Types are specified when instantiating the Model class:

# This model takes `str` items and always returns `int` values
class SomeTypedModel(Model[str, int]):
    def _predict(self, item):
        return len(item)

Static type checking¶

Setting Model types allows static type checkers to fail if the expected return value of calls to predict have the wrong types.

Consider the above model:

m = SomeTypedModel()
x : int = m("ok")
y : List[int] = m(["ok", "boomer"])
z : int = m(1) # would lead to a typing error with typecheckers (e.g. mypy)

Runtime type validation¶

In addition, whenever the model's predict method is called, the type of the item is validated against the provided type and raises an error if the validation fails:

modelkit.core.model.ItemValidationException if the item fails to validate
modelkit.core.model.ReturnValueValidationException if the return value of the predict fails to validate

Marshalling of item/return values¶

It is possible to specify a pydantic.BaseModel subtype as a type argument for Model classes. This will actually change the structure of the data that is fed into to the _predict method. For example:

class ItemModel(pydantic.BaseModel):
    x: int

class ReturnModel(pydantic.BaseModel):
    x: int

class SomeValidatedModel(Model[ItemModel, ReturnModel]):
    def _predict(self, item):
        # item is guaranteed to be an instance of `ItemModel` even if we feed a dictionary item
        result = {"x": item.x}
        # We can either return a dictionary
        return result
        # or return the pydantic structure
        # return ReturnModel(x = item.x)

m = SomeValidatedModel()
# although we return a dict from the _predict method, return value
# is turned into a `ReturnModel` instance.
y : ReturnModel = m({"x": 1})

This also works with list of items

class SomeValidatedModelBatch(Model[ItemModel, ReturnModel]):
    def _predict_batch(self, items):
        return [{"x": item.x} for item in items]
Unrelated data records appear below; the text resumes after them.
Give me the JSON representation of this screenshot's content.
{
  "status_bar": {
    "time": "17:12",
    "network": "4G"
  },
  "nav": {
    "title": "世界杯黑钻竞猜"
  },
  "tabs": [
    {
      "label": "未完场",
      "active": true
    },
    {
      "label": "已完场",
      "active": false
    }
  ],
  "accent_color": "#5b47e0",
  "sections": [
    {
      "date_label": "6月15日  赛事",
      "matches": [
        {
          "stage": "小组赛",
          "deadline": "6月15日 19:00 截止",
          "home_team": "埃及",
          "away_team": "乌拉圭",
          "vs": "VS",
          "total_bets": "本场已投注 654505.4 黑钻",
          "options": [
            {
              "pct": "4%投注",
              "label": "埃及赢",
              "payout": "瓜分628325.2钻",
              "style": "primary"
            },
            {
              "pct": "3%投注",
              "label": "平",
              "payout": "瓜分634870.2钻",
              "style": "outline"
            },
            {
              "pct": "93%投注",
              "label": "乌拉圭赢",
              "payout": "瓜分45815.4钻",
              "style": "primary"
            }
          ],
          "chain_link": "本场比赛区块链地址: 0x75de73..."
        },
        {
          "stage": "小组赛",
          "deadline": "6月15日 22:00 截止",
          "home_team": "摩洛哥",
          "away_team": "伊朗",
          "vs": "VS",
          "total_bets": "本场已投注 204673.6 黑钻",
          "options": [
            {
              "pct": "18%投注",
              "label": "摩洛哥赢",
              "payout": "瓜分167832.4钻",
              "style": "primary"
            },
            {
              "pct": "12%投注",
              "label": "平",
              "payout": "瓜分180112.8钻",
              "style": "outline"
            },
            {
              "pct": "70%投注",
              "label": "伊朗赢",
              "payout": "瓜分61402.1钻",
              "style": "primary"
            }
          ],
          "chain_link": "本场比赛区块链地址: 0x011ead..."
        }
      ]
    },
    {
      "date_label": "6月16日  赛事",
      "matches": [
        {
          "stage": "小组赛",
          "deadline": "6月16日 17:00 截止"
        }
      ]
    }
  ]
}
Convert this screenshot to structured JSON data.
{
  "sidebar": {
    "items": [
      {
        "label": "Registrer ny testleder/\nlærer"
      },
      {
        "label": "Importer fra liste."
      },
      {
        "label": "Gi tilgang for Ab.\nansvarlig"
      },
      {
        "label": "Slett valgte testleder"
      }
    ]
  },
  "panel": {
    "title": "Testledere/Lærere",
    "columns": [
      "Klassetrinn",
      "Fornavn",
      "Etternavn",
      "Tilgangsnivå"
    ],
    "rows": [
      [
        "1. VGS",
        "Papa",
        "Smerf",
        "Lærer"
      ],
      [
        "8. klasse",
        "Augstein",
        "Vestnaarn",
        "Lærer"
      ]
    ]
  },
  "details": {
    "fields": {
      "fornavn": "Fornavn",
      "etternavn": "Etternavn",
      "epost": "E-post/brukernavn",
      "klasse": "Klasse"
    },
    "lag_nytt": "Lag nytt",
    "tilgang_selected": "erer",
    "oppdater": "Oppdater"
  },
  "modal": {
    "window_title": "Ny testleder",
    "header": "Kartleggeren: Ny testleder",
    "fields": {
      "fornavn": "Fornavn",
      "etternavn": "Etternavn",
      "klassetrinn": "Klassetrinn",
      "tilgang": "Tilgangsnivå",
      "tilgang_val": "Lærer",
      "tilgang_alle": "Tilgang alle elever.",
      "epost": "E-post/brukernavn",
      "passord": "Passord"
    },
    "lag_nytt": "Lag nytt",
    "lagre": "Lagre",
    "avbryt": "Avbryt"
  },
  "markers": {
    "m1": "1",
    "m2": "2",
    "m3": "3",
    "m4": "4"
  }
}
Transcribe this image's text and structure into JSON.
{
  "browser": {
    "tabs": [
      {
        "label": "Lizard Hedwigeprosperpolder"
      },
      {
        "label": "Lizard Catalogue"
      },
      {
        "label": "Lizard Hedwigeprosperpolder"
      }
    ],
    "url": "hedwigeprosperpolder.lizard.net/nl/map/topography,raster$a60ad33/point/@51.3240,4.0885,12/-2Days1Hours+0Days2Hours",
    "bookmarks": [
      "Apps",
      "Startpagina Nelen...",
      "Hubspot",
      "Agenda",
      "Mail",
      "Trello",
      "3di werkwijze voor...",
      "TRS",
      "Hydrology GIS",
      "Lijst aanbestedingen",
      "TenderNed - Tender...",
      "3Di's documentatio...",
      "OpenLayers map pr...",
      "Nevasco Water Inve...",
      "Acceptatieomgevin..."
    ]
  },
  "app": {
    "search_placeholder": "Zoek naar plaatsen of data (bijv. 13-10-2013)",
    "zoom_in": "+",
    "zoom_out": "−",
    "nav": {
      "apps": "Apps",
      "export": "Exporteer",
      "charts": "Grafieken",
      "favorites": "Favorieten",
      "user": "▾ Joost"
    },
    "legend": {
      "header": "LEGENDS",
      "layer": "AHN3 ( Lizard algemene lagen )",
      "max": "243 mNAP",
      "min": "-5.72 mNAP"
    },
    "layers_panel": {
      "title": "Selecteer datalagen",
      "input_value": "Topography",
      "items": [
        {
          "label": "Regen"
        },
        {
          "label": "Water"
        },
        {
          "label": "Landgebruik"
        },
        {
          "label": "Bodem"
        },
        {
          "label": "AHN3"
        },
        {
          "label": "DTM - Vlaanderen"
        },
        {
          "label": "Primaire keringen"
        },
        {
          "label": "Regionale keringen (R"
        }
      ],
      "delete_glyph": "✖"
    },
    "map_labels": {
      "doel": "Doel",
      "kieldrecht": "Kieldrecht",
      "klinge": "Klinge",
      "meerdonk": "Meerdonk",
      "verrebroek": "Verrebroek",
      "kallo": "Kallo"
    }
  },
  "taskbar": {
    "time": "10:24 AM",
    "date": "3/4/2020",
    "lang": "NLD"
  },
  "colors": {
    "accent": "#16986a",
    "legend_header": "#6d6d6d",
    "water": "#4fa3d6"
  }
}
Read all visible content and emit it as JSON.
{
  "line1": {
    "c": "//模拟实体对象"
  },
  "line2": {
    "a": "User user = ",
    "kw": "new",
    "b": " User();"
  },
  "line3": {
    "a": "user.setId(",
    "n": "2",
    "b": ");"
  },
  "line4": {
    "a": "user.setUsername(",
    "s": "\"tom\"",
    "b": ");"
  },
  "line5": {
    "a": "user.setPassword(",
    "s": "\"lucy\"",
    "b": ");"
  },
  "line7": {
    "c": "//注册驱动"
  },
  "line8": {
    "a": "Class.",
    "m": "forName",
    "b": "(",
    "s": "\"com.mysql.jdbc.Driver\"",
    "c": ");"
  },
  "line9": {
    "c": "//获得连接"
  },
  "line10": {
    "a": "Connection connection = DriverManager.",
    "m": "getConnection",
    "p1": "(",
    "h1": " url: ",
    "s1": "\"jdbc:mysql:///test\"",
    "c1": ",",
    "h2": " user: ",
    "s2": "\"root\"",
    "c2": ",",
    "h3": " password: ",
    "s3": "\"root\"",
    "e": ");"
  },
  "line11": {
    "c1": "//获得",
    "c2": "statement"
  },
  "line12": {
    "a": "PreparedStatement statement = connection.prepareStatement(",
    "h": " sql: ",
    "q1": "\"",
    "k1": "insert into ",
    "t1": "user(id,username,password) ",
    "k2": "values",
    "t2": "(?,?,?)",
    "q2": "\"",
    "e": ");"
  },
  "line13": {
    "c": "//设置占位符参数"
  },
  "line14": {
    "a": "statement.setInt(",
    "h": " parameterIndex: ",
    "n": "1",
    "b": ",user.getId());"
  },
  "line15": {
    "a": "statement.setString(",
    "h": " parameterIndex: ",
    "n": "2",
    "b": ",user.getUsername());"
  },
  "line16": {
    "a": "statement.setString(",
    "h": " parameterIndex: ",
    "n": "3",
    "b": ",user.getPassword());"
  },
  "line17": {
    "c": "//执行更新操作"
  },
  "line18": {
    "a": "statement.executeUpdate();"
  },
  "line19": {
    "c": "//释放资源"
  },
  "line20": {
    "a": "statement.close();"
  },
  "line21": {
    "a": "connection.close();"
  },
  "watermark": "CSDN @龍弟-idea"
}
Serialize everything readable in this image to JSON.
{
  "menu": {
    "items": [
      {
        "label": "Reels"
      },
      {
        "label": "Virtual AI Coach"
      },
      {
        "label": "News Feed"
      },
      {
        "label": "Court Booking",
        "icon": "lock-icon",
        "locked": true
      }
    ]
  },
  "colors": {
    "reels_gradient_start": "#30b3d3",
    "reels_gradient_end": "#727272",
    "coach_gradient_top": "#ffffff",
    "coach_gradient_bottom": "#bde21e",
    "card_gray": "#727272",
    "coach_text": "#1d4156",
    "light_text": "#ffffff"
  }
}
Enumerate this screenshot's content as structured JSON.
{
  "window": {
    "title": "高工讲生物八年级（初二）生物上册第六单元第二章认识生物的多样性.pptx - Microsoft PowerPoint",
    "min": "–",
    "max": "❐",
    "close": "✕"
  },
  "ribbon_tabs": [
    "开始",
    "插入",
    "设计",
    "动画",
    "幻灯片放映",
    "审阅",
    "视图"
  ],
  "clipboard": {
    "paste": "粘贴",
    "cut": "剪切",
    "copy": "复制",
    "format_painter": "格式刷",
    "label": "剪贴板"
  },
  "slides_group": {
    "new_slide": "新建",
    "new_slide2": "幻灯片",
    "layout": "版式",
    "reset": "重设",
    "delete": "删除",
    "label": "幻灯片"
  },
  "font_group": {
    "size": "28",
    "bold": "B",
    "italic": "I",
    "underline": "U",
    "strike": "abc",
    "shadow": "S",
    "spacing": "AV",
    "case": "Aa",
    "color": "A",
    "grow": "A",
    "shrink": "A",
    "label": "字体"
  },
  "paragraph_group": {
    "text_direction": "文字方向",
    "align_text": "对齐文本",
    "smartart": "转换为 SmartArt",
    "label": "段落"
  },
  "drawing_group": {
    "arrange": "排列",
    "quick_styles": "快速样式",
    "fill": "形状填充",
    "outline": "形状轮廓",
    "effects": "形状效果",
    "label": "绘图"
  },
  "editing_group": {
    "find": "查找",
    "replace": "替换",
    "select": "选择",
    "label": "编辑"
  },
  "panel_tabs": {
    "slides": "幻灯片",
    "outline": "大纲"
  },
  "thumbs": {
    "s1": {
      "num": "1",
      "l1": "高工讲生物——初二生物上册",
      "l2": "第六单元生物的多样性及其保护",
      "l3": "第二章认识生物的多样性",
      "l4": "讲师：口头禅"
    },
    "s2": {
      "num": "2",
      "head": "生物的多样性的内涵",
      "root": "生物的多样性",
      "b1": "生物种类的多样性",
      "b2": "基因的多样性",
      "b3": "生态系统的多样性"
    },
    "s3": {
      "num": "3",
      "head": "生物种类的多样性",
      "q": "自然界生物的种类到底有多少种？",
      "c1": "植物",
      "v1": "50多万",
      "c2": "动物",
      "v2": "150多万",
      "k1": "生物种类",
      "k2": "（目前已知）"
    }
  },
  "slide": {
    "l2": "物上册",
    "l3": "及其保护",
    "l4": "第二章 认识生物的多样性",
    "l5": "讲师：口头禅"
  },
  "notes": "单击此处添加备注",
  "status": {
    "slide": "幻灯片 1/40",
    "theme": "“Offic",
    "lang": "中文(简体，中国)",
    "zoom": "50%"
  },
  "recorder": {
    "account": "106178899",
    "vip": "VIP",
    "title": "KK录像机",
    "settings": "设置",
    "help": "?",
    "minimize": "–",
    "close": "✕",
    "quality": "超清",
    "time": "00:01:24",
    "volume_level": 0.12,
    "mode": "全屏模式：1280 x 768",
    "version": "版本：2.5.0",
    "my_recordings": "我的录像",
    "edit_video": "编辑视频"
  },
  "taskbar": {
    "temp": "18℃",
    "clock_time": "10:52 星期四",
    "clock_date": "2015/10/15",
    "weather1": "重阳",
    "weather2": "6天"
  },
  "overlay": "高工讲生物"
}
m = SomeValidatedModelBatch()
y : List[ReturnModel] = m.predict_batch(items=[{"x": 1}, {"x": 2}])

Note

Note that, although we call predict with a dictionary, _predict will see pydantic structures. Importantly, this means that attributes now need to be refered to with natural naming: item.x instead of item["x"]

Disabling validation¶

pydantic validation can take some time, and in some cases the validation may end up taking much more time than the prediction itself.

This occurs generally when:

a Model's payload is large (contains long lists of objects to validate)
a Model's prediction is very simple

To avoid the validation overhead, especially in production scenarios, it is possible to ask modelkit to create models without validation, which will be faster in general. This also still creates pydantic structure and therefore will not break the natural naming inside the predict function.